O que é hoje mais urgente para dar força a esta dimensão espiritual da paternidade?
A paternidade espiritual é muitas vezes um dom que nasce sobretudo da experiência. Um pai espiritual pode partilhar não tanto os seus conhecimentos teóricos, mas sobretudo a sua experiência pessoal. Só desta forma pode ser útil a um filho. Há uma grande urgência neste momento histórico de relações significativas que poderíamos definir como paternidade espiritual, mas – permitam-me dizer – também maternidade espiritual, porque este papel de acompanhamento não é uma prerrogativa masculina ou apenas dos sacerdotes. Há muitas boas religiosas, muitas consagradas, mas também muitos leigos e leigas que têm uma bagagem de experiência que podem partilhar com outras pessoas. Neste sentido, a relação espiritual é uma daquelas relações que precisamos redescobrir com mais força neste momento histórico, sem nunca a confundir com outros caminhos de natureza psicológica ou terapêutica.

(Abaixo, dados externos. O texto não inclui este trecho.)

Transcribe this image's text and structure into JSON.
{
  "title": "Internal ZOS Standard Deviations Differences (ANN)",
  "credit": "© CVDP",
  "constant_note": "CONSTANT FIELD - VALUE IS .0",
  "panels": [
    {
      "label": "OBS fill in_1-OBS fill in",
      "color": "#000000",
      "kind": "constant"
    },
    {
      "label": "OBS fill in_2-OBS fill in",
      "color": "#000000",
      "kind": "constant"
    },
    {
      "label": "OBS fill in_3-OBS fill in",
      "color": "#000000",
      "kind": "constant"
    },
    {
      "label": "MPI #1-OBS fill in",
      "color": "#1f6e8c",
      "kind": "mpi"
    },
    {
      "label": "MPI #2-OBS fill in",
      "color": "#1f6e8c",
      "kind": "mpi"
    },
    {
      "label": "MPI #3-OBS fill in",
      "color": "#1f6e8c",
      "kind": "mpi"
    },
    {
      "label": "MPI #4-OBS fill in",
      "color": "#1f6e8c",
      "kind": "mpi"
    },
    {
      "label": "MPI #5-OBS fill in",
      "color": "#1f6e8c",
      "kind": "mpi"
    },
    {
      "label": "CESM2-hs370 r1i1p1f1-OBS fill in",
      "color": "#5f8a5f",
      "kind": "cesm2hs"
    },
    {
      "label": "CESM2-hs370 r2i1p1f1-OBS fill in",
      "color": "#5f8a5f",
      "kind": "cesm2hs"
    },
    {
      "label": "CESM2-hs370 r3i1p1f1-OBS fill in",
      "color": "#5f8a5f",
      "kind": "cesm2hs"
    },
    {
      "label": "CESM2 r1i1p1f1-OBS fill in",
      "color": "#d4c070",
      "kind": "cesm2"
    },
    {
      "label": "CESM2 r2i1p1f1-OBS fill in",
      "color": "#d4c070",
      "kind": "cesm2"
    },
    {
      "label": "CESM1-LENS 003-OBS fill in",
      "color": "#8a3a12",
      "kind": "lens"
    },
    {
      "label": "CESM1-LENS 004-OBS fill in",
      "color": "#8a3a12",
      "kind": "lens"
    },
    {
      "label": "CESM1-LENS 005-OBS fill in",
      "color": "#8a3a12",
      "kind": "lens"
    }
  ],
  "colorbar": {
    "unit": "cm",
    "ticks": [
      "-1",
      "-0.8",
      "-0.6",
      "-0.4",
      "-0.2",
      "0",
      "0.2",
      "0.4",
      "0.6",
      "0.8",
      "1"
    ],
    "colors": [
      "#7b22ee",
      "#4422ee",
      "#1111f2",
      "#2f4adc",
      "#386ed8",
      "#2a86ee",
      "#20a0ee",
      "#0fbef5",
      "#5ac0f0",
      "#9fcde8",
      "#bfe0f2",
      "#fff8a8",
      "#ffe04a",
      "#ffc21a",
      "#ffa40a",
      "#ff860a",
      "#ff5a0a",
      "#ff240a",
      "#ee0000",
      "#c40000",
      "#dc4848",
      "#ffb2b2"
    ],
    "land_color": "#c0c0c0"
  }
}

Entre as dramáticas consequências da Covid está também a perda do emprego de muitos pais. O que gostaria de dizer a estes pais em dificuldade?
Sinto-me muito próximo ao drama daquelas famílias, daqueles pais e mães que estão vivendo uma dificuldade particular, agravada sobretudo pela pandemia. Acredito que não seja um sofrimento fácil de ser enfrentado, o de não conseguir dar pão aos filhos e de se sentir responsável pela vida dos outros. Neste sentido, a minha oração, a minha proximidade, mas também todo o apoio da Igreja é para estas pessoas, para estes últimos. Mas também penso em tantos pais, tantas mães, tantas famílias que fogem das guerras, que são rejeitadas nas fronteiras da Europa e não somente, e que vivem em situações de dor, de injustiça e que ninguém leva a sério ou ignora deliberadamente. Gostaria de dizer a estes pais, a estas mães, que para mim eles são heróis, porque encontro neles a coragem daqueles que arriscam as suas vidas por amor aos seus filhos, por amor às suas famílias. Também Maria e José experimentaram este exílio, esta provação, tendo de fugir para um país estrangeiro por causa da violência e do poder de Herodes. Esse sofrimento deles os torna próximos destes irmãos e irmãs que hoje sofrem as mesmas provações. Estes pais se dirigem com confiança a São José, sabendo que, como pai, ele viveu a mesma experiência, a mesma injustiça. E a todos eles e às suas famílias, gostaria de dizer que não se sintam sós! O Papa sempre se lembra deles e, na medida do possível, continuará a dar-lhes voz e a não se esquecer deles.